Maybes for compact heating points

In order not to complicate the engineering solution and remain with the heating main, as in the first option, you can use a solution based on equipment from the German company Meibes. Meibes has long been known for its solutions in the field of rapid installation technology.

The solution is based on the use of individual heating stations. The stations are also applicable for apartment heating and heat metering.
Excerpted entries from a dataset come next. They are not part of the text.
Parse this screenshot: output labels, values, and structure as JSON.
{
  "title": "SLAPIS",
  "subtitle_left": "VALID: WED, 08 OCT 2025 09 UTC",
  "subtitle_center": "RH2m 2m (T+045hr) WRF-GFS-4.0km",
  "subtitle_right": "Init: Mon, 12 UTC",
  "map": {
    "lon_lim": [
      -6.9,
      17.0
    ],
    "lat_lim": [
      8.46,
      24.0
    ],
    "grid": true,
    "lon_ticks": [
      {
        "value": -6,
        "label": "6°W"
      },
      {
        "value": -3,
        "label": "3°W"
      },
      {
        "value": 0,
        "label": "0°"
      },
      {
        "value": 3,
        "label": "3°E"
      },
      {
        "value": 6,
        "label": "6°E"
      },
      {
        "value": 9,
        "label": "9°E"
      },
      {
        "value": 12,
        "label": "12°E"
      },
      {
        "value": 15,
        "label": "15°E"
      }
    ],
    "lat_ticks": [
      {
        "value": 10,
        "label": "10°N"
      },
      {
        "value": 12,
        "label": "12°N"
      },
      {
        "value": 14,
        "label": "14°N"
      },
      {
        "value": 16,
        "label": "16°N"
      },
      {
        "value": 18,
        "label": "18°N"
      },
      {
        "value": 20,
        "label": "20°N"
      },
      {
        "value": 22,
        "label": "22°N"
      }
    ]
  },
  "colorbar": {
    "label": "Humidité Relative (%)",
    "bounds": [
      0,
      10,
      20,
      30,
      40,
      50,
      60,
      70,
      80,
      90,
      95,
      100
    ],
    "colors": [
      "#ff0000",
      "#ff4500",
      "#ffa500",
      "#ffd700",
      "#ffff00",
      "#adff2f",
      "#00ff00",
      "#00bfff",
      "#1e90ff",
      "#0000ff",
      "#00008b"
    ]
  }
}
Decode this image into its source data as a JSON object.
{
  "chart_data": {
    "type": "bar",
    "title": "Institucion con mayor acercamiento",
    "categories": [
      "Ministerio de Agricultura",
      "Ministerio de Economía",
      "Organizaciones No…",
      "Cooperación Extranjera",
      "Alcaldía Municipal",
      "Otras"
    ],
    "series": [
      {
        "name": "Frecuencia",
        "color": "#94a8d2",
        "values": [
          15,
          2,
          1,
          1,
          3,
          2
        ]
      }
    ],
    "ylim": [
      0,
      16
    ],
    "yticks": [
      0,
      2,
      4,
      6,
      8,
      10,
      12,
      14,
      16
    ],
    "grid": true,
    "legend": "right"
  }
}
The appearance of the station is shown below.

Meibes LogoTherm stations (in particular LogoComfort RUS) allow you to heat rooms using both water heating devices and a “warm floor” system, providing hot water preparation in parallel mode. The station's heating load of 25 kW is enough to heat an apartment or cottage, private house or other building with an area of ​​up to 200 m². The station can also provide parallel preparation of up to 17 liters of hot water per minute when heating it at 45K.

You can connect a “warm floor” to the station in parallel to the heating pipes. To do this, it is enough to place next to a small manifold cabinet with a comb for the underfloor heating system together with a temperature reduction unit.